Quel caminetto mi ha fatto compagnia negli anni dell’adolescenza e oltre.

La sera, dopo che tutti andavano a dormire, io restavo seduta davanti al caminetto e quella fiamma cancellava tutta la mia tristezza.

Ricordo ancora un giorno, quando  a scuola  la  mamma di un alunno, mi aveva ferita con la sua arroganza e i suoi modi  poco gentili, io sentivo la mia anima spezzarsi.

Volevo piangere, i miei sogni erano altri, non quella vita fatta di dolore e umiliazioni gratuite, quella vita non mi apparteneva  e   non mi appartiene ancora,  non sarà mai mia, perché io sono altro.

Ma questa è un’altra storia.

Piangevo, ma a poco a poco la fiamma del camino, calda e forte, era arrivata fino alle stanza più remote del mio cuore, sciogliendo il dolore.

Il dolore era scomparso ed ero andata a dormire con la certezza che il domani sarebbe stato migliore.

Non è stato così, ma quel calore mi aveva donato un pochino di serenità.

Non posso non ricordare il camino di un ristorante “La Chiesetta”in terra mamertina ( adesso non c’è più).

Andavamo a mangiare il martedì con Serafina Battista e Lidia Leuzzi, dopo mangiato la proprietaria ci permetteva di sederci davanti al camino, per me era una gioia immensa, un attimo di serenità nel buio di quei giorni.
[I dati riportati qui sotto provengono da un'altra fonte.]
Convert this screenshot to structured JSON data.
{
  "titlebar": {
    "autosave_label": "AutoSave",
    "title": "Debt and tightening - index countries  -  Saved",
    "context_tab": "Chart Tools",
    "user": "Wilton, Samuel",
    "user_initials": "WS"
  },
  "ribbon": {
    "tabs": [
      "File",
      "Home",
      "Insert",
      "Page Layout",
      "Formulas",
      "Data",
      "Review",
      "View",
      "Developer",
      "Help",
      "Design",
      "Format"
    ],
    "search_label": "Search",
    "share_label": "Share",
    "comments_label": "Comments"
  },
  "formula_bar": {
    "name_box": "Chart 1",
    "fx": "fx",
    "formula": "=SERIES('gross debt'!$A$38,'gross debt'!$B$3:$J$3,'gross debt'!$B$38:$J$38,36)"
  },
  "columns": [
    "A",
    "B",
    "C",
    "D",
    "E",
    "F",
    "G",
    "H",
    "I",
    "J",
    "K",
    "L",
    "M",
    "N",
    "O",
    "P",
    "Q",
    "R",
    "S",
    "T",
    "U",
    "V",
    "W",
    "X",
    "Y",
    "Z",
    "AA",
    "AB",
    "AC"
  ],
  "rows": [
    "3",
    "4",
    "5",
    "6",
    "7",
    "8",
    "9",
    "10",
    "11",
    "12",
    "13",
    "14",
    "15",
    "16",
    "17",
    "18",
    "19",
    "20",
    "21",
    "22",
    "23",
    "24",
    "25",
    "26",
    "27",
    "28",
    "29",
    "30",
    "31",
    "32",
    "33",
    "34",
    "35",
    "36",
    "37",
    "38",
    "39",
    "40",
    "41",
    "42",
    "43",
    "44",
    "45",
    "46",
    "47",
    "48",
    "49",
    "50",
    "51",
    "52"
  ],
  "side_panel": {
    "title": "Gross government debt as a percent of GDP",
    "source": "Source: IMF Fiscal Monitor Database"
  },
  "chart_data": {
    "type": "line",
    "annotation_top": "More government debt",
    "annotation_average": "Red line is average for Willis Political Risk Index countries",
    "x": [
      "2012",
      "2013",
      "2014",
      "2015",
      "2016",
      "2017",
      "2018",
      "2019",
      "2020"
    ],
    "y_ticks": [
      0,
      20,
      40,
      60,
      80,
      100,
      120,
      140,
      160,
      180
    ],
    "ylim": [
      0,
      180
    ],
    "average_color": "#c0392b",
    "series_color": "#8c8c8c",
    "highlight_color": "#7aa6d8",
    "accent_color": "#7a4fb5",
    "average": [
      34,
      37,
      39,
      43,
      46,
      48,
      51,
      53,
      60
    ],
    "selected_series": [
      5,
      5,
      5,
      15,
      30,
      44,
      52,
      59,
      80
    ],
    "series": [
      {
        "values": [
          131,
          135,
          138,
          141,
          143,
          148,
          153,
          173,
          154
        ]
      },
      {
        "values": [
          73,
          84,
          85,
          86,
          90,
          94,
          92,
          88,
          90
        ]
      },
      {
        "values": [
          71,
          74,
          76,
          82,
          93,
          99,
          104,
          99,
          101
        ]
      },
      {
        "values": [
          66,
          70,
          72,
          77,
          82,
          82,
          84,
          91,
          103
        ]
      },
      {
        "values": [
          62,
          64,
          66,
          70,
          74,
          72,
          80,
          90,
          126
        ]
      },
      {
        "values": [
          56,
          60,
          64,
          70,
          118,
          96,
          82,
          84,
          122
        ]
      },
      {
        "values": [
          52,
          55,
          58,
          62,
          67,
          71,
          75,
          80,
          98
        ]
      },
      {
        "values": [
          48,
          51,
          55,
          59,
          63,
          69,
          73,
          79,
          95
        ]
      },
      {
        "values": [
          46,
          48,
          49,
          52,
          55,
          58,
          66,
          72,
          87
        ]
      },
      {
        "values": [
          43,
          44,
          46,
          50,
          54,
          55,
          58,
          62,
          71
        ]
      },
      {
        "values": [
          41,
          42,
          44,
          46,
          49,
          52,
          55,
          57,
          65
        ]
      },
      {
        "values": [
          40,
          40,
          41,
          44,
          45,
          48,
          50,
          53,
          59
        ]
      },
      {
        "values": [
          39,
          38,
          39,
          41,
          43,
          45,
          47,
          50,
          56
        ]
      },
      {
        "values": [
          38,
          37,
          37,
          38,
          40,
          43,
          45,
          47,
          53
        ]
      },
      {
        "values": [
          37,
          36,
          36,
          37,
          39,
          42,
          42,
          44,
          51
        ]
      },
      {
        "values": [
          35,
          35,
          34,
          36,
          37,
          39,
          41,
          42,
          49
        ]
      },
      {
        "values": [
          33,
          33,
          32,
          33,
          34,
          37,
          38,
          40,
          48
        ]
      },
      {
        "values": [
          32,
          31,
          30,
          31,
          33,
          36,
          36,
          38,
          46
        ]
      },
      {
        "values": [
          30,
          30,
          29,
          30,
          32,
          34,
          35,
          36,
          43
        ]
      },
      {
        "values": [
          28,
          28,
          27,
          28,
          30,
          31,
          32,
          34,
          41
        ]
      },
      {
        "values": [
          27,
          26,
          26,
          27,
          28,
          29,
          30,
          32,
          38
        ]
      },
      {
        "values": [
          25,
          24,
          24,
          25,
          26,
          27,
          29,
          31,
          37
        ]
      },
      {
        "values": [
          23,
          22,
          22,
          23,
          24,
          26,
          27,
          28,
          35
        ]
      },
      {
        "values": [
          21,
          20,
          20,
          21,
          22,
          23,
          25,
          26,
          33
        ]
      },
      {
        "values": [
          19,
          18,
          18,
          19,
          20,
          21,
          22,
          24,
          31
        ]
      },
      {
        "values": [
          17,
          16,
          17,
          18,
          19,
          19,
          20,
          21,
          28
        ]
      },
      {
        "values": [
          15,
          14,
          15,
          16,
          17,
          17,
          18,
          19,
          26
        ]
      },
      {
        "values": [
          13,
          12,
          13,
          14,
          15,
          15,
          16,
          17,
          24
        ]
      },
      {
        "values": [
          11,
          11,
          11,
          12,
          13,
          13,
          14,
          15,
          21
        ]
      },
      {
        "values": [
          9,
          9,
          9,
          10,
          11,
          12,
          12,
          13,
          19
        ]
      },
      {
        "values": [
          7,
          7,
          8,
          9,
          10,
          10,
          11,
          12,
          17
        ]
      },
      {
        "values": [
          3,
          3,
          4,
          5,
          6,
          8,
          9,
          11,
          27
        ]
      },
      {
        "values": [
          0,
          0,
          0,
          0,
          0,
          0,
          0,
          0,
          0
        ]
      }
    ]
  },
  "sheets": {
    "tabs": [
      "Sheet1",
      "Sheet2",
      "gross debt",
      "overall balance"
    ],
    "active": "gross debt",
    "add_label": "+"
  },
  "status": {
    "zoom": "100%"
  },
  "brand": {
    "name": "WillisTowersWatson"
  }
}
Oggi non ho più un camino e quando sono triste, nessuno mi consola.

La fiamma del camino mi manca terribilmente.

Ma la dea speranza, si ostina  a farmi  compagnia con le sue illusioni, ed  io imperterrita continuo a sperare: un giorno avrò  un camino. ( Spes ultima dea,  si riferisce alla storia narrata nei miti dell’antica Grecia secondo cui la dea Speranza non abbandonò gli uomini come fecero invece tutti gli altri dei che si recarono sul monte Olimpo).

Un giorno vorrei avere un camino tutto per me, una fiamma che ritorni a riscaldarmi, a cui  raccontare, raccontarmi   e  sognare ancora.